Personal information
- Full name: Tommy Adriano Giacomelli
- Date of birth: 29 April 1974 (age 52)
- Place of birth: Brazil
- Height: 1.87 m (6 ft 2 in)
- Position: Forward

Senior career*
- Years: Team / Apps / (Gls)
- 0000–1998: Ponte Preta
- 1998–1999: Sai Kung Friends
- 1999–2000: Happy Valley
- 2000–2004: Sagesse /  / (41)
- 2004–2005: Apollon Kalamarias
- 2005–2006: Indipendente
- 2006–2007: Sagesse /  / (14)
- 2007–2008: Happy Valley /  / (7)
- 2008–2009: Nejmeh /  / (5)

= Tommy Giacomelli =

Brazilian footballer (born 1974)

Tommy Adriano Giacomelli (born 29 April 1974), sometimes known as just Tommy, is a Brazilian former professional footballer.

Giacomelli played in Brazil for Ponte Preta and Indipendente, in Hong Kong for Sai Kung Friends and Happy Valley, in Lebanon for Sagesse and Nejmeh, and in Greece for Apollon Kalamarias. He won the Hong Kong Footballer of the Year in 2000, being the second foreign player to win the honour after Dimitre Kalkanov, who won the prize in 1998.

== Club career ==
After playing for Ponte Preta in his native country, Giacomelli joined Hong Kong team Sai Kung Friends in 1998. After one season, he joined Happy Valley before moving to Lebanon in 2000, where he signed for Sagesse. At Sagesse, Tommy scored 41 league goals during his four-year stay.
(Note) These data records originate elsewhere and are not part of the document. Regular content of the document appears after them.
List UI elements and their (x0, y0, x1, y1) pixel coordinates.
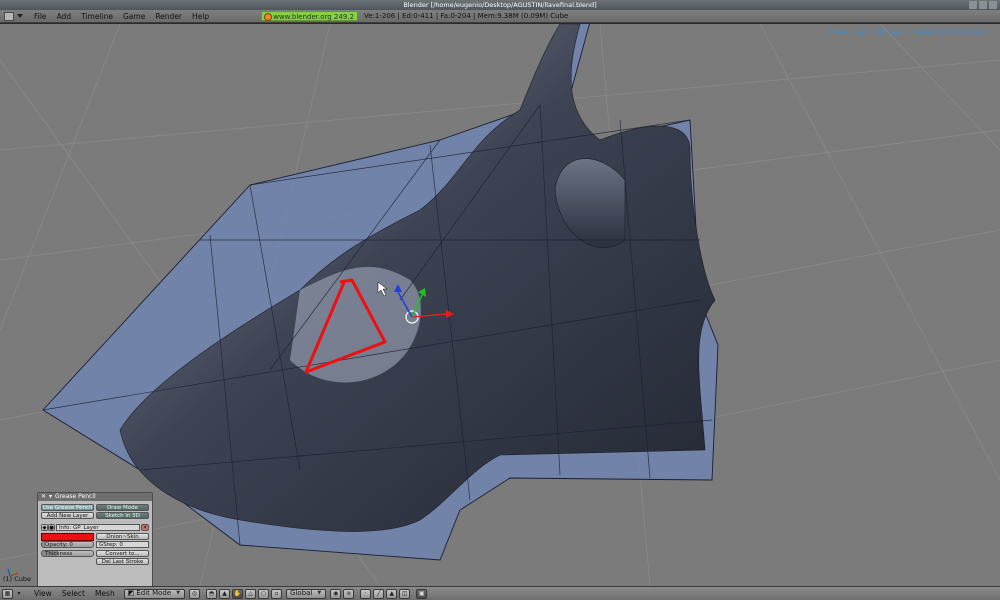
scale-icon[interactable]: ▫ (271, 588, 283, 599)
menu-file[interactable]: File (29, 12, 52, 21)
panel-collapse-icon[interactable]: ▾ (49, 493, 52, 501)
menu-render[interactable]: Render (150, 12, 187, 21)
window-controls (969, 1, 997, 9)
add-new-layer-button[interactable]: Add New Layer (41, 512, 94, 519)
minimize-button[interactable] (969, 1, 977, 9)
menu-timeline[interactable]: Timeline (76, 12, 118, 21)
draw-mode-toggle[interactable]: Draw Mode (96, 504, 149, 511)
chevron-down-icon: ▼ (176, 590, 181, 596)
panel-title: Grease Pencil (55, 493, 96, 500)
menu-view[interactable]: View (29, 589, 57, 598)
window-titlebar: Blender [/home/eugenio/Desktop/AGUSTIN/l… (0, 0, 1000, 10)
grease-pencil-panel: ✕ ▾ Grease Pencil Use Grease Pencil Draw… (37, 492, 153, 586)
collapse-triangle-icon[interactable] (17, 14, 23, 18)
orientation-selector[interactable]: Global ▼ (286, 588, 327, 599)
blender-site-badge[interactable]: www.blender.org 249.2 (261, 11, 358, 21)
collapse-header-icon[interactable]: ▾ (15, 589, 23, 599)
hand-icon[interactable]: ✋ (232, 588, 244, 599)
close-window-button[interactable] (989, 1, 997, 9)
panel-header[interactable]: ✕ ▾ Grease Pencil (38, 493, 152, 501)
edit-mode-icon: ◩ (127, 589, 135, 597)
chevron-down-icon: ▼ (317, 590, 322, 596)
layer-visibility-icon[interactable]: ● (48, 524, 55, 531)
onion-skin-toggle[interactable]: Onion~Skin (96, 533, 149, 540)
opacity-slider-label: Opacity: 0 (45, 542, 73, 548)
view-menu-bar: View Select Mesh (29, 589, 120, 598)
panel-close-icon[interactable]: ✕ (41, 493, 46, 501)
maximize-button[interactable] (979, 1, 987, 9)
grease-pencil-info: GPencil: Layer ('GP_Layer'), Frame (1), … (828, 29, 990, 36)
info-header: File Add Timeline Game Render Help www.b… (0, 10, 1000, 23)
pivot-icon[interactable]: ◎ (189, 588, 201, 599)
draw-type-icon[interactable]: ◓ (206, 588, 218, 599)
scene-stats: Ve:1-206 | Ed:0-411 | Fa:0-204 | Mem:9.3… (363, 12, 569, 20)
face-select-icon[interactable]: ▲ (386, 588, 398, 599)
3d-view-header: ▦ ▾ View Select Mesh ◩ Edit Mode ▼ ◎ ◓ ▲… (0, 586, 1000, 600)
stroke-color-swatch[interactable] (41, 533, 94, 541)
shading-icon[interactable]: ▲ (219, 588, 231, 599)
3d-viewport[interactable]: GPencil: Layer ('GP_Layer'), Frame (1), … (0, 24, 1000, 586)
proportional-falloff-icon[interactable]: ≋ (343, 588, 355, 599)
delete-layer-icon[interactable]: ✕ (141, 524, 149, 531)
menu-add[interactable]: Add (52, 12, 77, 21)
convert-to-button[interactable]: Convert to... (96, 550, 149, 557)
sketch-in-3d-toggle[interactable]: Sketch in 3D (96, 512, 149, 519)
thickness-slider-label: Thickness (45, 551, 73, 557)
edge-select-icon[interactable]: ╱ (373, 588, 385, 599)
layer-name-field[interactable]: Info: GP_Layer (56, 524, 140, 531)
mode-selector-value: Edit Mode (136, 589, 172, 597)
render-icon[interactable]: ▣ (416, 588, 428, 599)
proportional-icon[interactable]: ◉ (330, 588, 342, 599)
translate-icon[interactable]: △ (245, 588, 257, 599)
use-grease-pencil-toggle[interactable]: Use Grease Pencil (41, 504, 94, 511)
gstep-field[interactable]: GStep: 0 (96, 541, 149, 548)
menu-help[interactable]: Help (187, 12, 214, 21)
window-type-icon[interactable] (4, 11, 14, 21)
rotate-icon[interactable]: ○ (258, 588, 270, 599)
menu-game[interactable]: Game (118, 12, 150, 21)
menu-select[interactable]: Select (57, 589, 90, 598)
main-menu: File Add Timeline Game Render Help (29, 12, 214, 21)
opacity-slider[interactable]: Opacity: 0 (41, 541, 94, 548)
viewport-icon[interactable]: ▦ (2, 588, 13, 599)
orientation-value: Global (290, 589, 313, 597)
layer-lock-icon[interactable]: ◆ (41, 524, 48, 531)
thickness-slider[interactable]: Thickness (41, 550, 94, 557)
occlude-icon[interactable]: ◫ (399, 588, 411, 599)
active-object-label: (1) Cube (3, 575, 32, 583)
menu-mesh[interactable]: Mesh (90, 589, 120, 598)
window-title: Blender [/home/eugenio/Desktop/AGUSTIN/l… (403, 1, 597, 9)
delete-last-stroke-button[interactable]: Del Last Stroke (96, 558, 149, 565)
vertex-select-icon[interactable]: · (360, 588, 372, 599)
mode-selector[interactable]: ◩ Edit Mode ▼ (123, 588, 186, 599)
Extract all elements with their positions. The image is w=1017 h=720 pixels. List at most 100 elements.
In 2004, Giacomelli moved to Greece where he signed for Apollon Kalamarias before returning to Brazil in 2005 signing for Indipendente. In 2006, Giacomelli returned to Sagesse where he scored 14 goals during the season, before moving once again to Happy Valley in 2007. The following year, Giacomelli returned to Lebanon at Nejmeh where he scored five league goals and ended his career with a total of 60 Lebanese Premier League goals.